Ben Winslow Fox 13 News
6:19 PM MDT, October 5, 2009
SALT LAKE CITY - A federal grand jury has indicted an animal rights activist who refused to testify about the release of thousands of mink from Utah ranches. Jordan Halliday, 22, served several months in jail for contempt of court after he said he invoked his Fifth Amendment right against self incrimination. When he was released in June, he was handed a federal grand jury indictment for contempt.
"Are you willing to go to jail again for this?" Halliday was asked by Fox 13's Ben Winslow outside the U.S. District Courthouse in downtown Salt Lake City.
"There's no option, I guess. I mean, you gotta do what you gotta do. If I go to jail, I go to jail, but it's not a priority," he replied.
The indictment accuses Halliday of willfully and knowingly disobeying an order by U.S. District Judge Tena Campbell on two separate occasions in March. Halliday was subpoenaed as part of an overall investigation into the release of thousands of mink. He believes he had a right to exercise his constitutional right to refuse to testify.
"I pled my Fifth Amendment right and they said it's not a bona fide privilege," Halliday said, adding that he disagreed with federal prosecutors.
The Animal Liberation Front (ALF) claimed responsibility for the release of mink from farms in South Jordan, Hyrum and Kaysville. Halliday and another activist were subpoenaed, presumably as part of a larger investigation into the ALF and its activities locally. The FBI considers the ALF a domestic terrorist organization.
Halliday declined to speak about the grand jury system, which can compel people to testify without representation by an attorney in secret.
The grand jury ultimately indicted two people, William James "BJ" Viehl and Alex Hall on charges of violating the Animal Enterprise Terrorism Act. Viehl recently pleaded guilty to the charge.
In a statement posted on a website seeking support for the activists' defense, Viehl explained why he took the deal.
"After playing all the cards I was dealt, and becoming aware of circumstances out of my control, I realized the best plan of action would be to change my plea to guilty. If this case was in a different state or district, chances at trial would be much more in my favor. Unfortunately that is not the case," he wrote.
Viehl called Utah a "very conservative and religiously controlled state," and said that in cases such as his, the perception is that one is "guilty until proven innocent." He said he is willing to serve whatever sentence the court imposes.
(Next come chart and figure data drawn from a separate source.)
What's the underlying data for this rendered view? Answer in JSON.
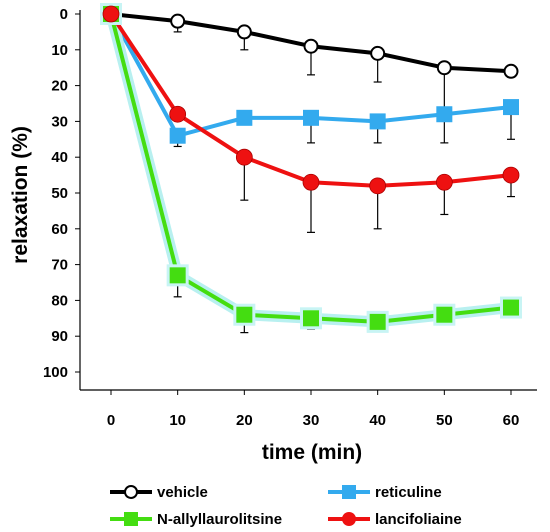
{
  "chart_data": {
    "type": "line",
    "title": "",
    "xlabel": "time (min)",
    "ylabel": "relaxation (%)",
    "xlim": [
      0,
      60
    ],
    "ylim": [
      0,
      100
    ],
    "y_inverted": true,
    "grid": false,
    "legend_placement": "bottom",
    "x_ticks": [
      0,
      10,
      20,
      30,
      40,
      50,
      60
    ],
    "y_ticks": [
      0,
      10,
      20,
      30,
      40,
      50,
      60,
      70,
      80,
      90,
      100
    ],
    "x": [
      0,
      10,
      20,
      30,
      40,
      50,
      60
    ],
    "series": [
      {
        "name": "vehicle",
        "color": "#000000",
        "marker": "open-circle",
        "values": [
          0,
          2,
          5,
          9,
          11,
          15,
          16
        ],
        "error": [
          0,
          3,
          5,
          8,
          8,
          12,
          0
        ]
      },
      {
        "name": "reticuline",
        "color": "#33aaee",
        "marker": "square",
        "values": [
          0,
          34,
          29,
          29,
          30,
          28,
          26
        ],
        "error": [
          0,
          3,
          0,
          7,
          6,
          8,
          9
        ]
      },
      {
        "name": "N-allyllaurolitsine",
        "color": "#44dd11",
        "marker": "square",
        "values": [
          0,
          73,
          84,
          85,
          86,
          84,
          82
        ],
        "error": [
          0,
          6,
          5,
          3,
          0,
          0,
          0
        ]
      },
      {
        "name": "lancifoliaine",
        "color": "#ee1111",
        "marker": "filled-circle",
        "values": [
          0,
          28,
          40,
          47,
          48,
          47,
          45
        ],
        "error": [
          0,
          0,
          12,
          14,
          12,
          9,
          6
        ]
      }
    ]
  }
}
"Along with that and accepting responsibility, I am in no way cooperating or testifying about any other activists. It is strictly me, myself, and I, admitting guilt," Viehl wrote.
The U.S. Attorney's Office for Utah declined to comment on the grand jury indictment of Halliday, who goes on trial Nov. 2.
"They've not offered me a plea and I'm not going to take any pleas, if it convicts me of a felony because i've not done anything wrong," Halliday said. "I feel I've not done anything wrong."